Menurut Lasman, ada risiko terkait liberalisasi pasar ketenagalistrikan yang dapat terjadi jika skema power wheeling diterapkan. Dalam kajian dan pembicaraan di internal DEN, kami melihat adanya risiko liberalisasi pasar ketenagalistrikan dalam skema power wheeling,” katanya.
Power wheeling adalah mekanisme yang memungkinkan perusahaan swasta untuk membangun pembangkit listrik dan menjual listrik langsung kepada pelanggan, tanpa perlu melalui pemerintah. “Nanti, swasta bisa jual listrik tanpa melalui pemerintah.

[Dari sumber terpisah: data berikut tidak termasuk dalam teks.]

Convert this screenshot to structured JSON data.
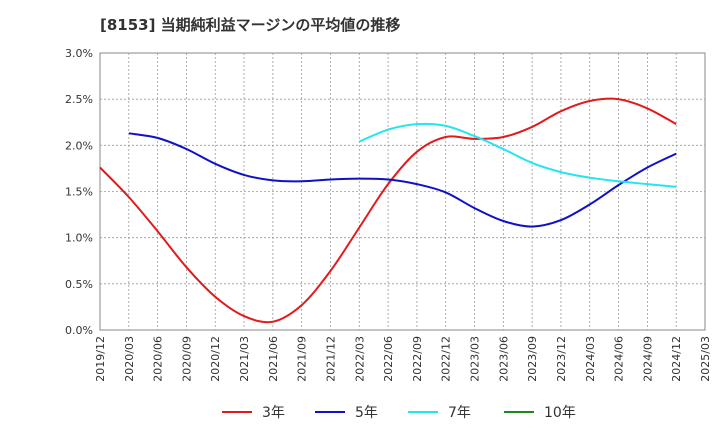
{
  "chart_data": {
    "type": "line",
    "title": "[8153]  当期純利益マージンの平均値の推移",
    "xlabel": "",
    "ylabel": "",
    "x": [
      "2019/12",
      "2020/03",
      "2020/06",
      "2020/09",
      "2020/12",
      "2021/03",
      "2021/06",
      "2021/09",
      "2021/12",
      "2022/03",
      "2022/06",
      "2022/09",
      "2022/12",
      "2023/03",
      "2023/06",
      "2023/09",
      "2023/12",
      "2024/03",
      "2024/06",
      "2024/09",
      "2024/12",
      "2025/03"
    ],
    "ylim": [
      0,
      3.0
    ],
    "y_ticks": [
      "0.0%",
      "0.5%",
      "1.0%",
      "1.5%",
      "2.0%",
      "2.5%",
      "3.0%"
    ],
    "grid": true,
    "legend_position": "bottom",
    "series": [
      {
        "name": "3年",
        "color": "#e31a1c",
        "values": [
          1.76,
          1.44,
          1.07,
          0.68,
          0.36,
          0.15,
          0.09,
          0.27,
          0.64,
          1.11,
          1.58,
          1.93,
          2.09,
          2.07,
          2.09,
          2.2,
          2.37,
          2.48,
          2.5,
          2.4,
          2.23,
          null
        ]
      },
      {
        "name": "5年",
        "color": "#1010c8",
        "values": [
          null,
          2.13,
          2.08,
          1.96,
          1.8,
          1.68,
          1.62,
          1.61,
          1.63,
          1.64,
          1.63,
          1.58,
          1.49,
          1.32,
          1.18,
          1.12,
          1.19,
          1.36,
          1.57,
          1.76,
          1.91,
          null
        ]
      },
      {
        "name": "7年",
        "color": "#22e5ef",
        "values": [
          null,
          null,
          null,
          null,
          null,
          null,
          null,
          null,
          null,
          2.04,
          2.17,
          2.23,
          2.21,
          2.1,
          1.96,
          1.81,
          1.71,
          1.65,
          1.61,
          1.58,
          1.55,
          null
        ]
      },
      {
        "name": "10年",
        "color": "#1a8a1a",
        "values": [
          null,
          null,
          null,
          null,
          null,
          null,
          null,
          null,
          null,
          null,
          null,
          null,
          null,
          null,
          null,
          null,
          null,
          null,
          null,
          null,
          null,
          null
        ]
      }
    ]
  }
}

Di sini kepentingan nasional akan hancur karena pemerintah tidak akan mendapatkan apa-apa selain izin-izin pendirian pembangkit,” ungkap Lasman.

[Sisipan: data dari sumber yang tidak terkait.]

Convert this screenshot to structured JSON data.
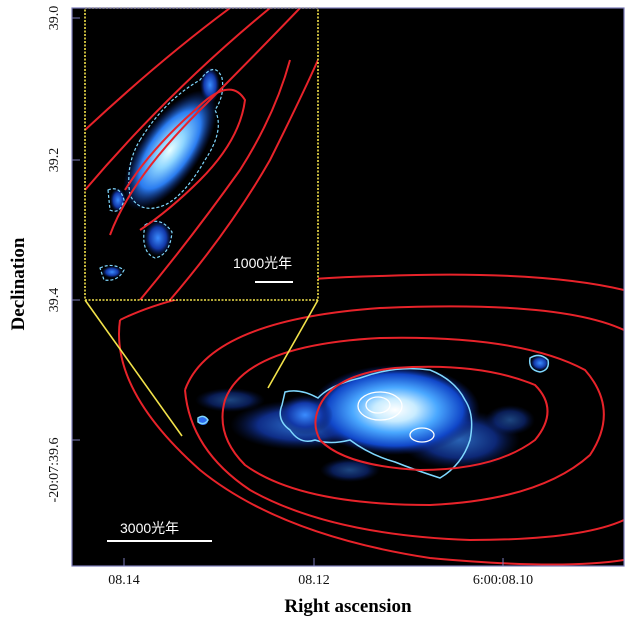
{
  "figure": {
    "x_axis_title": "Right ascension",
    "y_axis_title": "Declination",
    "x_ticks": [
      "08.14",
      "08.12",
      "6:00:08.10"
    ],
    "y_ticks": [
      "39.0",
      "39.2",
      "39.4",
      "-20:07:39.6"
    ],
    "main_scale_bar_label": "3000光年",
    "inset_scale_bar_label": "1000光年",
    "colors": {
      "background": "#000000",
      "contour": "#e8232a",
      "inset_frame": "#f2e24a",
      "emission_contour": "#7fd8ff"
    }
  }
}
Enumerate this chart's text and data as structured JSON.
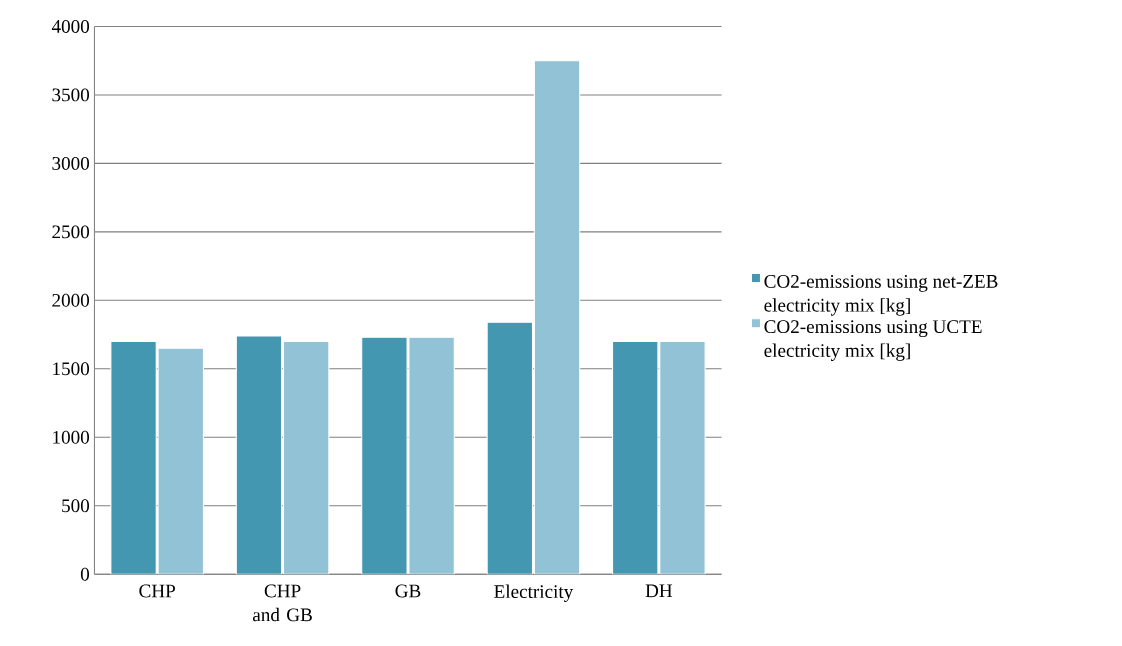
{
  "chart_data": {
    "type": "bar",
    "categories": [
      "CHP",
      "CHP and GB",
      "GB",
      "Electricity",
      "DH"
    ],
    "series": [
      {
        "name": "CO2-emissions using net-ZEB electricity mix [kg]",
        "color": "#4397b0",
        "values": [
          1700,
          1740,
          1730,
          1840,
          1700
        ]
      },
      {
        "name": "CO2-emissions using UCTE electricity mix [kg]",
        "color": "#92c2d5",
        "values": [
          1650,
          1700,
          1730,
          3750,
          1700
        ]
      }
    ],
    "ylim": [
      0,
      4000
    ],
    "yticks": [
      0,
      500,
      1000,
      1500,
      2000,
      2500,
      3000,
      3500,
      4000
    ],
    "grid": "y",
    "legend": "right"
  }
}
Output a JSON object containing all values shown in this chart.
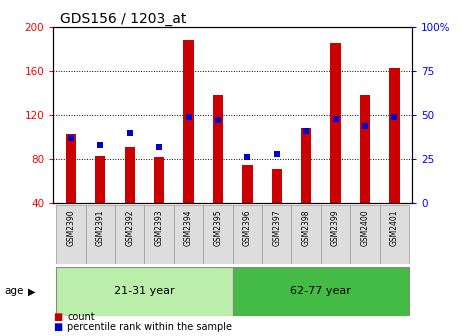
{
  "title": "GDS156 / 1203_at",
  "categories": [
    "GSM2390",
    "GSM2391",
    "GSM2392",
    "GSM2393",
    "GSM2394",
    "GSM2395",
    "GSM2396",
    "GSM2397",
    "GSM2398",
    "GSM2399",
    "GSM2400",
    "GSM2401"
  ],
  "count_values": [
    103,
    83,
    91,
    82,
    188,
    138,
    75,
    71,
    108,
    185,
    138,
    163
  ],
  "percentile_values": [
    37,
    33,
    40,
    32,
    49,
    47,
    26,
    28,
    41,
    48,
    44,
    49
  ],
  "bar_color": "#cc0000",
  "percentile_color": "#0000cc",
  "ylim_left": [
    40,
    200
  ],
  "ylim_right": [
    0,
    100
  ],
  "yticks_left": [
    40,
    80,
    120,
    160,
    200
  ],
  "yticks_right": [
    0,
    25,
    50,
    75,
    100
  ],
  "ytick_labels_right": [
    "0",
    "25",
    "50",
    "75",
    "100%"
  ],
  "group1_label": "21-31 year",
  "group2_label": "62-77 year",
  "group1_count": 6,
  "group2_count": 6,
  "age_label": "age",
  "legend_count_label": "count",
  "legend_percentile_label": "percentile rank within the sample",
  "bg_color": "#ffffff",
  "group1_bg": "#bbeeaa",
  "group2_bg": "#44bb44",
  "xtick_bg": "#dddddd",
  "bar_width": 0.35
}
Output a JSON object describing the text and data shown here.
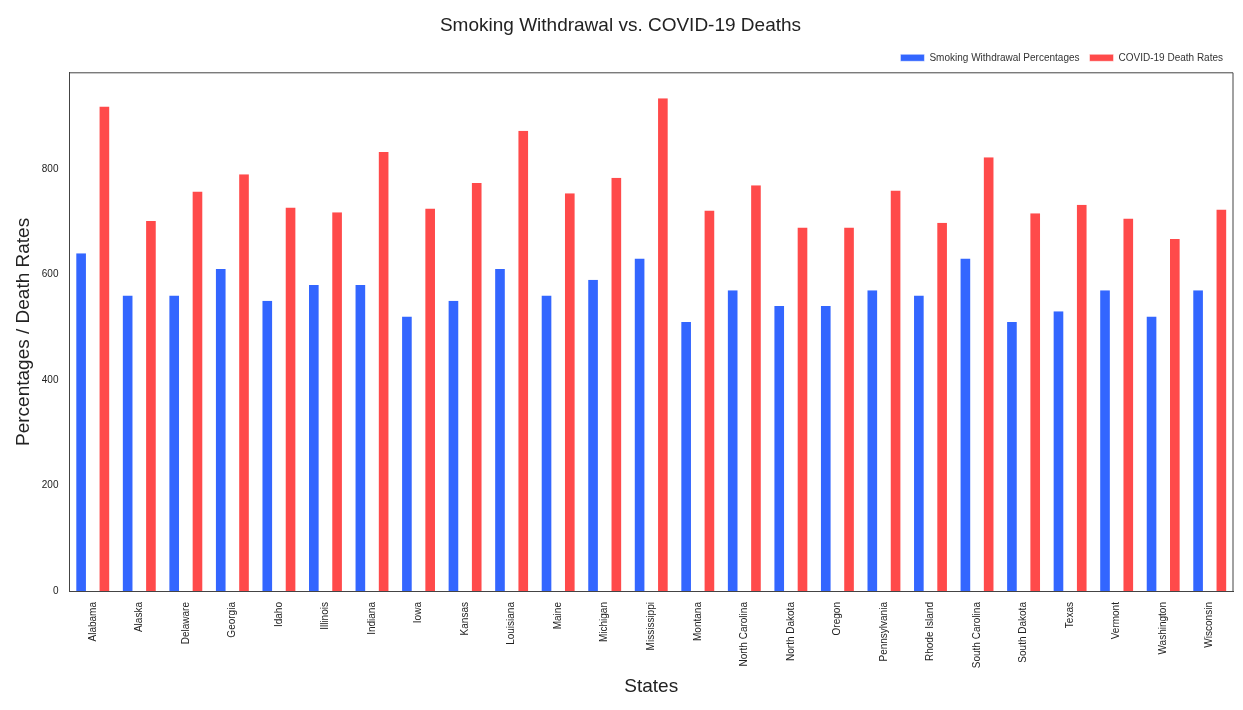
{
  "chart_data": {
    "type": "bar",
    "title": "Smoking Withdrawal vs. COVID-19 Deaths",
    "xlabel": "States",
    "ylabel": "Percentages / Death Rates",
    "categories": [
      "Alabama",
      "Alaska",
      "Delaware",
      "Georgia",
      "Idaho",
      "Illinois",
      "Indiana",
      "Iowa",
      "Kansas",
      "Louisiana",
      "Maine",
      "Michigan",
      "Mississippi",
      "Montana",
      "North Carolina",
      "North Dakota",
      "Oregon",
      "Pennsylvania",
      "Rhode Island",
      "South Carolina",
      "South Dakota",
      "Texas",
      "Vermont",
      "Washington",
      "Wisconsin"
    ],
    "series": [
      {
        "name": "Smoking Withdrawal Percentages",
        "color": "#3366ff",
        "values": [
          640,
          560,
          560,
          610,
          550,
          580,
          580,
          520,
          550,
          610,
          560,
          590,
          630,
          510,
          570,
          540,
          540,
          570,
          560,
          630,
          510,
          530,
          570,
          520,
          570
        ]
      },
      {
        "name": "COVID-19 Death Rates",
        "color": "#ff4a4a",
        "values": [
          918,
          701,
          757,
          790,
          727,
          718,
          832,
          725,
          773,
          872,
          754,
          783,
          934,
          721,
          769,
          689,
          689,
          759,
          698,
          822,
          716,
          732,
          706,
          667,
          723
        ]
      }
    ],
    "ylim": [
      0,
      982
    ],
    "yticks": [
      0,
      200,
      400,
      600,
      800
    ],
    "grid": false,
    "legend": "top right"
  }
}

Kekhawatiran yang lebih dalam adalah potensi hilangnya kendali pemerintah atas sektor energi dan risiko terkait dengan potensi surplus listrik dalam negeri. Power wheeling merupakan mekanisme yang memungkinkan perusahaan swasta membangun pembangkit listrik dan menjual listrik ke pelanggan perumahan dan industri.
“Awalnya, power wheeling itu dimaksudkan pula untuk mempercepat realisasi EBET. Tapi kami melihat risiko yang kompleks dari yang kami paparkan tersebut. Ini penting untuk kelangsungan kedaulatan energi di Indonesia,” katanya.
Lasman juga mengingatkan bahwa skema serupa telah dibatalkan oleh Mahkamah Konstitusi (MK) karena dinilai tidak sesuai dengan konstitusi. Oleh karena itu, ia menekankan agar RUU EBET tidak disahkan dengan dalih apapun.
Selain itu, Ketua Dewan Komisioner Otoritas Jasa Keuangan (OJK), Mahendra Siregar, juga berbicara tentang tantangan dalam transisi energi. Dia menggarisbawahi biaya yang tinggi yang terkait dengan penggunaan listrik dari sumber energi baru terbarukan (EBT). Dalam jangka pendek, menggantikan energi berbasis fosil dengan EBT sangat sulit karena masih minimnya infrastruktur EBT yang ada saat ini.
Siregar juga mencatat bahwa teknologi EBT seringkali memerlukan investasi modal yang tinggi dengan produktivitas rendah. Pengembangan EBT di beberapa negara besar juga telah terdampak oleh perubahan kebijakan, seperti yang terjadi di Inggris, di mana beberapa pembangkit listrik tenaga batu bara dibuka kembali akibat kekurangan pendanaan untuk proyek-proyek ramah lingkungan.
Indonesia, kata Siregar, dapat mengambil pelajaran dari pengalaman ini. Transisi ke energi hijau memerlukan penelitian yang kuat, keseimbangan antara proses transisi dan pembiayaan yang bijaksana, serta pemilihan energi terbarukan yang tepat.
Pernyataan Lasman dan Siregar mencerminkan kompleksitas tantangan yang dihadapi dalam transisi ke energi baru dan terbarukan. Dalam menjalani perubahan ini, pemahaman yang mendalam tentang risiko dan peluangnya adalah kunci untuk merumuskan kebijakan yang efektif dan berkelanjutan.